Mit Einführung des SGB III ist ein solcher Unterschied jedoch entfallen. Dies ergibt sich zum einen aus § 116 SGB III, wonach Arbeitslosengeld (§ 116 Nr. 1 SGB III), Arbeitslosenhilfe (§ 116 Nr. 6 SGB III) und Unterhaltsgeld (§ 116 Nr. 2 SGB III) gleichermaßen als Entgeltersatzleistungen bezeichnet werden. Zugleich sind die in § 107 AFG normierten Gleichstellungszeiten gänzlich entfallen. Durch den Bezug von Unterhaltsgeld kann also nach dem SGB III ein neuer Arbeitslosengeldanspruch nicht mehr erworben werden.

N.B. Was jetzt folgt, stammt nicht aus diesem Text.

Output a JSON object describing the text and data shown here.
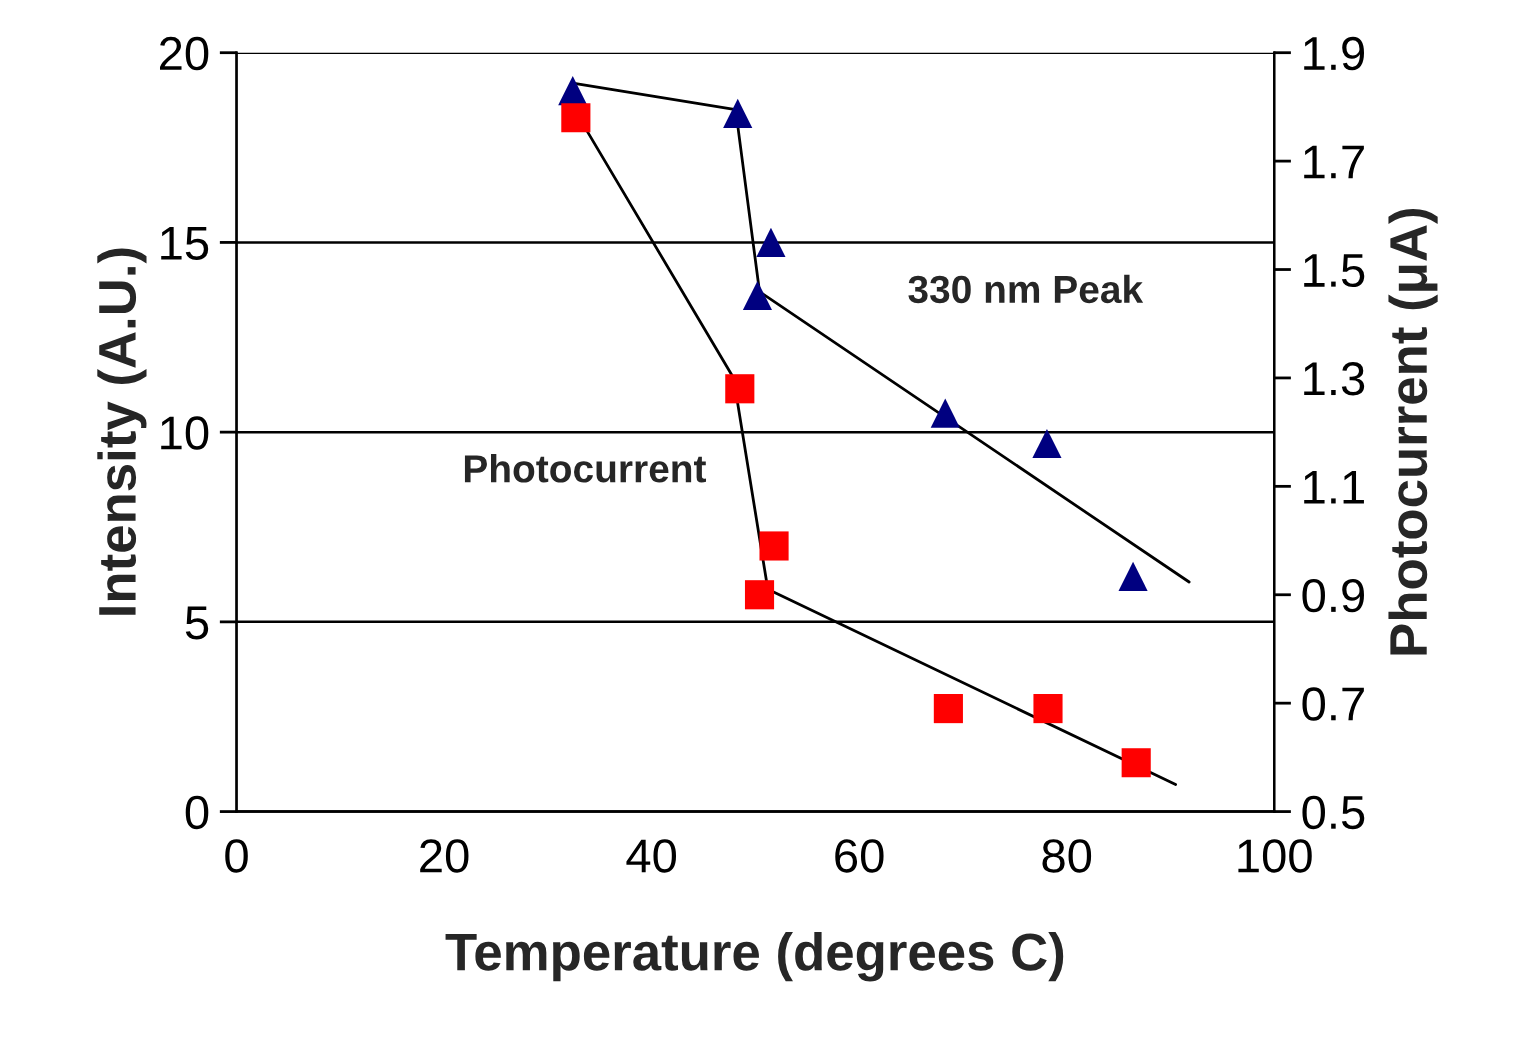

§ 133 Abs. 1 SGB III erlaubt jedoch eine verfassungskonforme Auslegung, nach der sie dem Maßstab des Art. 3 Abs. 1 GG standhält. § 133 Abs. 1 Satz 1 SGB III stellt nach der Gesetzesbegründung eine Privilegierung derjenigen Arbeitslosen dar, die eine vorhergehende Arbeitslosigkeit mit dem Bezug von Arbeitslosengeld oder Arbeitslosenhilfe dadurch beendet haben, dass sie eine Beschäftigung aufgenommen haben, in der sie ein geringeres Entgelt als das dem Arbeitslosengeld zugrunde gelegte Entgelt verdienten, und nunmehr erneut arbeitslos geworden sind. Arbeitslose sollen vor Nachteilen bei Aufnahme einer geringer entlohnten Beschäftigung durch diese Vorschrift geschützt werden und ihre Bereitschaft erhöhte werden, ihre Arbeitslosigkeit auch durch Aufnahme einer geringer entlohnten Beschäftigung zu beenden. Damit sollen Hemmnisse, die einer Rückkehr in das Erwerbsleben entgegenstehen könnten, beseitigt werden (vgl. BT-Drucksache 13/4941 Seite 178 zu § 133 Abs. 1; Brand, in Niesel, SGB III, 2. Auflage, § 133 Rz. 2; Valgolio, in Hauck/Noftz, SGB III, K § 133 Rz. 4). In Betracht kommt daher eine verfassungskonforme Auslegung des § 133 Abs. 1 SGB III dahingehend, nach der auch ein höheres Entgelt, das dem Bezug von Unterhaltsgeld in den letzten drei Jahren vor der Entstehung des Anspruches zugrunde lag, gegenüber dem Entgelt aus dem Bemessungszeitraum nach §§ 130, 131 SGB III vorgeht. Insbesondere im Hinblick auf den vom Gesetzgeber verfolgten Sinn und Zweck der Regelung (vgl. BT-Drucksache 13/4991 Seite 178 zu § 133 Abs. 1) ist nicht erkennbar, warum die vom Gesetz erwünschte Zwischenbeschäftigung nach einer ganztätigen Weiterbildungsmaßnahme mit Bezug von Unterhaltsgeld anders behandelt werden soll als wenn der Arbeitslose in der Zeit Arbeitslosengeld oder Arbeitslosenhilfe bezogen hätte (in diesem Sinne Valgolio, a. a. O., K § 133 Rz. 16 bis 18), und zwar insbesondere auch unter Berücksichtigung des § 116 SGB III in der im Jahre 2002 geltenden Fassung, in dem Unterhaltsgeld gleichberechtigt und gleichrangig mit Arbeitslosengeld und Arbeitslosenhilfe als Entgeltersatzleistung genannt wird.

Der Kläger hat somit für den hier streitbefangenen Zeitraum vom 14. Januar 2002 bis zum 02. April 2002 nach § 133 Abs. 1 SGB III in der zuvor dargestellten verfassungskonformen Auslegung Anspruch auf Arbeitslosengeld unter Zugrundelegung eines Bemessungsentgeltes von 480,00 EUR wöchentlich, nach dem er bis zum 18. März 1999 Unterhaltsgeld auf der Grundlage eines wöchentlichen Bemessungsentgeltes von 940,00 DM wöchentlich erhalten hatte (940 DM geteilt durch 1,95583 = 480,61 EUR; gerundet nach § 132 Abs. 3 SGB III auf 480,00 EUR).

Die Kostenentscheidung beruht auf § 193 SGG und entspricht dem Ergebnis des Rechtsstreits.

Die Revision war zuzulassen, da die Voraussetzungen des § 160 Abs. 2 Nr. 1 SGG vorliegen.